“She doesn’t look like it,” said Jack; “but if she set her mind to that or to anything else, she would do it.”
“Oh,” said Bob, “it’s all nonsense. I sha’n’t marry out there. I shouldn’t like a colonial girl; but I shall come home in a few years’ time, and look about me. Nettie will be married before then, I hope, in a proper way. I hope you’ll all be very careful about her acquaintances.”
“Well, we’ll try,” said Jack, smiling. “She will have Virginia to go about with.”
“Yes, I like Virginia. She’ll do Alvar good,” said Bob, condescendingly. “And I like Gipsy too, Jack; she’s very jolly.”
“Thank you,” said Jack, “she is.”
“I suppose you’ll be a master in a school somewhere when I get back, and Cherry will be a parson. Well, he’ll make a very good one.”
“Yes,” said Jack, shortly. He did not like discussions as to Cherry’s future; it hung, in his eyes, by too slender a thread.
“Good heavens!” cried Bob, suddenly, “look there!”
Sir John Hubbard had left his carriage, and his young horses, which had been already excited by the numbers and the noise; frightened by some sudden chance movement among the crowd, no one could tell what—the bark of a dog, the sudden crossing of an old woman with a tray of ginger-beer—shied so violently that the coachman, who was holding the reins loosely, was thrown off the box, the horses dashed forward down the hillside, towards an abrupt descent and break in the ground, at the bottom of which ran a little stony brook.
Jack and Bob were far behind, and even as they spurred forward they felt it would be all in vain; while Nettie, springing on to the front seat, tried to climb up and reach the reins; but they swung far beyond her reach.

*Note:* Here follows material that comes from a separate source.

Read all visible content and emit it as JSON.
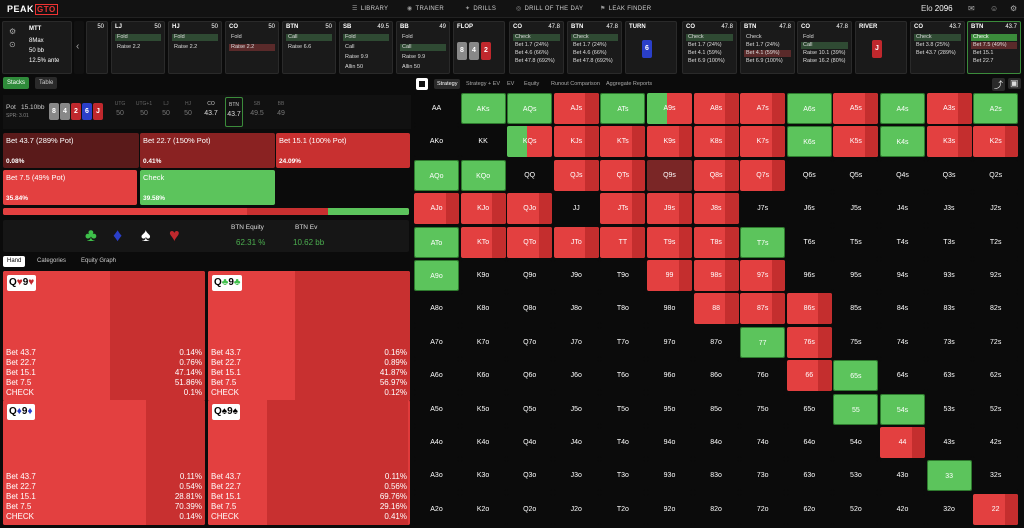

She looked on and saw all the danger, saw the rough descent ahead, heard the cries of horror on all sides, saw too, one of the yeomanry officers gallop at headlong speed towards them, dash in between them and the bank, and seize the reins. A violent jolt and jerk, as the horses were thrown back on their haunches, and she recognised Alvar, as he was flung off his own horse and down the bank by the shock and the struggle, as other hands forced the carriage back from its deadly peril, and Jack, dashing up, his face white as marble, dismounted and caught the trembling Gipsy in his arms.